Closed dhobern closed 12 months ago
The most obvious may be to derive sample events from the observations. This is not always scientifically sensible, but processing may deliver e.g. detection count, estimated individual count, percentage of marked individuals in detections, even biomass estimates.
Do I understand correctly that these are analysis data derived/calculated from the camera trap data? And if so, that the camera trap data should contain all the elements to make that calculation possible?
I wonder then:
Your opinion on those questions can help to steer what we should recommend in the guide.
Note: image segments can be expressed in Camtrap DP (bboxX, bboxY, bboxWidth, bboxHeight), we should mention that (see #31).
I almost wasted your time with much more extensive rambling comments, but decided to keep things brief. I wanted to avoid suggesting stuff that may make your document unhelpful to the target audience, but here is how I see things these days (partly based on work I'm doing to support plant phenomics data pipelines).
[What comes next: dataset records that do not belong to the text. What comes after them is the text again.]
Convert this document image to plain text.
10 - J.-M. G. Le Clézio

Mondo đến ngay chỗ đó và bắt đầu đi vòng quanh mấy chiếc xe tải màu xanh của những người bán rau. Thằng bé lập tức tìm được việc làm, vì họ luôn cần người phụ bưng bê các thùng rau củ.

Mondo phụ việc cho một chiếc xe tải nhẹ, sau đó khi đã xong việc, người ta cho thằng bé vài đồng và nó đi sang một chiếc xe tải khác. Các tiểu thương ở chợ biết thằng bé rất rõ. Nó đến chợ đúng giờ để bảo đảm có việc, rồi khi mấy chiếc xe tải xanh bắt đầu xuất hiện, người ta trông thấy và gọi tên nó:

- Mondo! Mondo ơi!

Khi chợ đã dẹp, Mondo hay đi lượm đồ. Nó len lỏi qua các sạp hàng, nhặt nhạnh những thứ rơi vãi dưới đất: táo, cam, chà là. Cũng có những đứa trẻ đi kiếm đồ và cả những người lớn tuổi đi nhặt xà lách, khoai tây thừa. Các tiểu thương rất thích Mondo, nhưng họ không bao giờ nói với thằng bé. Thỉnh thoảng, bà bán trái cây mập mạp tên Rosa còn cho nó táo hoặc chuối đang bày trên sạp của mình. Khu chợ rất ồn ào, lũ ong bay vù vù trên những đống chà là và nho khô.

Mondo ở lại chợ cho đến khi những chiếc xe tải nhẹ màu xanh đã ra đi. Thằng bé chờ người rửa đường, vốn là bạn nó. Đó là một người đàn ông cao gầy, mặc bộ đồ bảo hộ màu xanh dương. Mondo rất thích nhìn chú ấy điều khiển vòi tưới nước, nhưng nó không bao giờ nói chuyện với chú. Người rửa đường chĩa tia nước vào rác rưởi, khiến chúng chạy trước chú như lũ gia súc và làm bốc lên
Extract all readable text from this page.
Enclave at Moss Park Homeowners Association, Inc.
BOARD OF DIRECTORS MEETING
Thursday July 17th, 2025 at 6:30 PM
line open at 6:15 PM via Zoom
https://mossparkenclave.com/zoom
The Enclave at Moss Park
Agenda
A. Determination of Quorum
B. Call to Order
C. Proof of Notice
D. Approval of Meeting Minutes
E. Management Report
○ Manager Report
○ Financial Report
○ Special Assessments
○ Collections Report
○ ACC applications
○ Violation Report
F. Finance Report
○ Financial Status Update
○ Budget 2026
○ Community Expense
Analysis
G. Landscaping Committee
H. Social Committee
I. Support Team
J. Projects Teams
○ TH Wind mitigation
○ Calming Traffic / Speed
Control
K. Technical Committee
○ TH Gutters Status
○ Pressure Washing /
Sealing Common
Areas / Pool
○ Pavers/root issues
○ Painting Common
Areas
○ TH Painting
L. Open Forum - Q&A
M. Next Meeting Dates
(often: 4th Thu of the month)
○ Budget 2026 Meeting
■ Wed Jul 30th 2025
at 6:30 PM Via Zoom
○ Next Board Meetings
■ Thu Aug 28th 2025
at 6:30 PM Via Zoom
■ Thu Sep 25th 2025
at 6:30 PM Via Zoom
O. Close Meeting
In particular, I've learned a lot from how some of the EU projects use the ISA Tools framework (https://isa-tools.org/index.html). Their use is more informative than the documentation or the poorly supported tools.
We can think of a camera trap program as an Investigation with each site being a Study for which we collect Assays. The Investigation is little more than a container for Studies.
A study uses sensors (in our case cameras) to perform an Assay on the environment or feature of interest (a plant, a portion of habitat in front of a camera, etc.).
So our primary Assay is to populate a dataframe representing image acquisition events for the scene under study. For a camera trap, this Assay collects a set of images from the scene. We can document (in metadata) the methods used and the feature of interest (pretty much a location and orientation combined with the threshold trigger metadata).
Now we have a set of images. Our second Assay may be to select objects of interest from the image, or it may directly be to tag the image with a species identification. In both cases, we are applying an Assay to a digital object - it is our feature of interest - and derived new features of interest as new digital objects. This continues as we add processing steps. So we might have a pipeline line this:
This goes far beyond what you should cover in this document, but fully FAIR data would document each of these Assays/steps and allow a user or machine to understand the source and character of the Sample Events or the Population Estimate.
I hope such complexity could be recorded in the new data model. But I think it makes sense for us in advance to be considering how we can ensure we have all the information our future selves would love to have in relation to each study. Machine observations collected using standard protocols could be so valuable, but their interoperability may be limited by sloppy choices now.
Thanks for the note on bbox.
I'm still reading some of the more detailed sections of the document and will review the Camera DP aspects to ensure it all makes sense with my use cases in mind.
Here are a number of camera-based monitoring methods I heard mentioning (in the last weeks) that we did not consider when writing this guide:
I think we should update the guide (title, introduction) to mention which ones are in and out of scope. Personally I would keep the scope to fixed-location camera traps, since those can likely be supported by Camtrap DP by adding a few metadata fields to the deployments (e.g. depth, ping @kbubnicki). Supporting moving methods is more complicated, since a deployment in Camtrap DP assumes a fixed location and would get a quite a lot more complicated if it didn't.
@dhobern this issue discusses two elements:
Certain camera types that were not mentioned and are considered out of scope (e.g. moving cameras). This is not mentioned in the "What this guide is not about" 56b908c
I'll close this issue, but we can open it again if you think something should be addressed still.
I think there is a fifth type of camera trap data that may be worth separating out from Observations.
In the context of this section, "Observations" seems to equate to detections of a species that can then be turned into species occurrence records. This is generally the first biologically useful output from processing the images.
However, depending on the characteristics of the survey and the goals of the researchers, it may also be possible to produce useful derived data that may be more amenable to statistical analysis. The most obvious may be to derive sample events from the observations. This is not always scientifically sensible, but processing may deliver e.g. detection count, estimated individual count, percentage of marked individuals in detections, even biomass estimates.
I would recommend that best practice would be share both the primary Observations and any derived SampleEvent or other data and to document in metadata how these are related. I know that section 4.3.1 discusses some complications, but this does not need to be an either/or matter. DwC-A is a bottleneck, but considering the structure of the data may assist with longer-term FAIRness.
Depending on the process, it may also be sensible to consider modeling the image segments that relate to the detected organisms. This may be particularly useful if one of the goals is to develop a training dataset for future ML automation of identifications.